Beatings, though, are very different for me. This has nothing to do with the humiliation that I know some submissives feel when being beaten. It is, for me, simply the pain.
As you might expect, Sir has multiple tools she can call on when she wishes to deliver a beating: canes, belts, a riding crop, floggers of various weights and textures, and paddles. There is one paddle in particular, rather small, almost comical in appearance, easily mistaken for a toy that might have been bought as a gag gift for a hen night. However, its appearance belies its effectiveness. It lacks mass, and is broad enough to spread the impact, so should not be too painful, but there is something about the texture of its rubberized face that is quite devastating in its ability to deliver pain. I fear it.
And so, at the end of the day, just as I was dressing for bed, Sir told me to bend over the side of the bed and remain still. Sir didn’t offer any explanation as to why, just gave the instruction and expected obedience. I was hoping, perhaps, that I was going to be plugged before bed. I had already been plugged for several hours earlier in the day, and the possibility of spending the night this way excited me, even as I acknowledged that this was unlikely.
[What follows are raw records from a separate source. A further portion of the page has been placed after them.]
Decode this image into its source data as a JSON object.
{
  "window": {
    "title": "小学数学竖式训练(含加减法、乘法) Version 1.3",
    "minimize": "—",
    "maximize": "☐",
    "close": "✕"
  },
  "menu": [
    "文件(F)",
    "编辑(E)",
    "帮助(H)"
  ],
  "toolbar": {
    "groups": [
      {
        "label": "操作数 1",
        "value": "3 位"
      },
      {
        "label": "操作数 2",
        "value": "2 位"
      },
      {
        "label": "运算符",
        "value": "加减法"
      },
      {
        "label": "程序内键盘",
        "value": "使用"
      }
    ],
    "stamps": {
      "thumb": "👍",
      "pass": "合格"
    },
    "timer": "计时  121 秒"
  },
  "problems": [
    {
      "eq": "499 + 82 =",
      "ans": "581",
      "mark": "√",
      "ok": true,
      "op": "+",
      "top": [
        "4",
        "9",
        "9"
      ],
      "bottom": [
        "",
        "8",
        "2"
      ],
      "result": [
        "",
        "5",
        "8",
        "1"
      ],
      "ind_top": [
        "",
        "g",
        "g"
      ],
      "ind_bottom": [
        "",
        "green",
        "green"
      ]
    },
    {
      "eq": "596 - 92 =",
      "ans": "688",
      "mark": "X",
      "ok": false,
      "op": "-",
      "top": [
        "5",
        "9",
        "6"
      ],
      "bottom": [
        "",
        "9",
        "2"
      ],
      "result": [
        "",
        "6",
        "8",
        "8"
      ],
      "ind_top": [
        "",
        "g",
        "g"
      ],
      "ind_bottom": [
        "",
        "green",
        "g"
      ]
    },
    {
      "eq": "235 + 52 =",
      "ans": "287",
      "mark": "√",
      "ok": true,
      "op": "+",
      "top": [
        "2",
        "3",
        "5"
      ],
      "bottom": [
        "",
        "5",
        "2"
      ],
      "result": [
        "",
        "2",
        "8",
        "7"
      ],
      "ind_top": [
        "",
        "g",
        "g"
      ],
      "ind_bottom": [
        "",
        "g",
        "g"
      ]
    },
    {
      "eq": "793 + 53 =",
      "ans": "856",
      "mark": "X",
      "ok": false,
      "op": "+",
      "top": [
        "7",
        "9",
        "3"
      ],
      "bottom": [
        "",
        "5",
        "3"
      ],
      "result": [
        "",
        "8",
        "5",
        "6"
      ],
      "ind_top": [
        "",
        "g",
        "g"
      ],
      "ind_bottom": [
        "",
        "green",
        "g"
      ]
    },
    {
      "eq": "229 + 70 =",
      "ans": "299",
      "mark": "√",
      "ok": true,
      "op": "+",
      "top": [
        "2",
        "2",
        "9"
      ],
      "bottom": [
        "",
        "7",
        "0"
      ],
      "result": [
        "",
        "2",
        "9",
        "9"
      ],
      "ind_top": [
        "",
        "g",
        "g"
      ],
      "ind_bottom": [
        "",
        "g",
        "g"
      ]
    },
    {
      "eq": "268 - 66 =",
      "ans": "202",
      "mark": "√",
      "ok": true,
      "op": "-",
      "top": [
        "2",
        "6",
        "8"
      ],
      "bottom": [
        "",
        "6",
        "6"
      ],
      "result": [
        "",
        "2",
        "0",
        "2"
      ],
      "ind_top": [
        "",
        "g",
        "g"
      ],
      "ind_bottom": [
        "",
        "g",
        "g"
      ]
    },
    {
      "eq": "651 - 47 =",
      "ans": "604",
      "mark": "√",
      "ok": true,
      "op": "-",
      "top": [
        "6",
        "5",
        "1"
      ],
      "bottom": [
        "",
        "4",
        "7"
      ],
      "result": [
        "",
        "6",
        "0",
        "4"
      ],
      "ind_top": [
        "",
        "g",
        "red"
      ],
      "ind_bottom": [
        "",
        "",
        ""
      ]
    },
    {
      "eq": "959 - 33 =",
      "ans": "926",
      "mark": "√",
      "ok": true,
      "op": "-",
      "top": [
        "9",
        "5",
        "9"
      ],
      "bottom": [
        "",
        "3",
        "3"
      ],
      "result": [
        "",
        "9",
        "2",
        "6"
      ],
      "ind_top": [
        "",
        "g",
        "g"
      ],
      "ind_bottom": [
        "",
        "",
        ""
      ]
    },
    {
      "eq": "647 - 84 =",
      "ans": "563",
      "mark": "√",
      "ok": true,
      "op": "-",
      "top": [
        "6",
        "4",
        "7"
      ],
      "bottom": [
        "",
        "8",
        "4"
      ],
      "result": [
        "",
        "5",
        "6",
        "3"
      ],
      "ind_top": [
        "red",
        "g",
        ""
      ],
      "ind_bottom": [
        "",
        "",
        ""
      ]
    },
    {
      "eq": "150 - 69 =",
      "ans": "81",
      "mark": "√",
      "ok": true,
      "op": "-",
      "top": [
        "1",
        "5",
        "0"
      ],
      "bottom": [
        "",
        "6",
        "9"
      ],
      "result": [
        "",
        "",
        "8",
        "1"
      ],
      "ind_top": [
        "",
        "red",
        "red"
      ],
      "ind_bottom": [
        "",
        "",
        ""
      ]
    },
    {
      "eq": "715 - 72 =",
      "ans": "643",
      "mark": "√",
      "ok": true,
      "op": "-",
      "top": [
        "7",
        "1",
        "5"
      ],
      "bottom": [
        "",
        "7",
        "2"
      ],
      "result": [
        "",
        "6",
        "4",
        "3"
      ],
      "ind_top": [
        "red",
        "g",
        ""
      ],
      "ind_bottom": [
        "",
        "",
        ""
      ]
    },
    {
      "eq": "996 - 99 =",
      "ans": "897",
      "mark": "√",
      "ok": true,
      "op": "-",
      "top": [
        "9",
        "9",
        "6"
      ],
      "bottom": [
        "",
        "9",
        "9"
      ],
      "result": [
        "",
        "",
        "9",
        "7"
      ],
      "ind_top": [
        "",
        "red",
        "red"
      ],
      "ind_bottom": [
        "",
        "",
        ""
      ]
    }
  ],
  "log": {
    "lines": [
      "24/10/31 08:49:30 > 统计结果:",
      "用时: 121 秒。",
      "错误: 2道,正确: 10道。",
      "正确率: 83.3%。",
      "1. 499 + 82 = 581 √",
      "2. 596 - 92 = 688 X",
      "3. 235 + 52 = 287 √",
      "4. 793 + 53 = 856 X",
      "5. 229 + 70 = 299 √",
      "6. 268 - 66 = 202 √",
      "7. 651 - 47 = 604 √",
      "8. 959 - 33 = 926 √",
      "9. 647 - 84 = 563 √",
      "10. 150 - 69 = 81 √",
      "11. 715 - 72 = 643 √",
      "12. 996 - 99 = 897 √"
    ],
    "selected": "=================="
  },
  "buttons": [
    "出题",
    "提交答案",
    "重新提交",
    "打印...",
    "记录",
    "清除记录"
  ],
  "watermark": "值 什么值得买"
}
Instead, I felt and heard the first of maybe a dozen loud, but honestly not particularly painful, blows to my arse and upper thighs. Sir was using a wooden-handled looped strap. The two layers of the strap came together at the moment of impact to create an impressive crack, but without either the mass or velocity needed to cause any significant pain. Unfortunately for me, this was just the warm-up.
Sir changed to the other paddle.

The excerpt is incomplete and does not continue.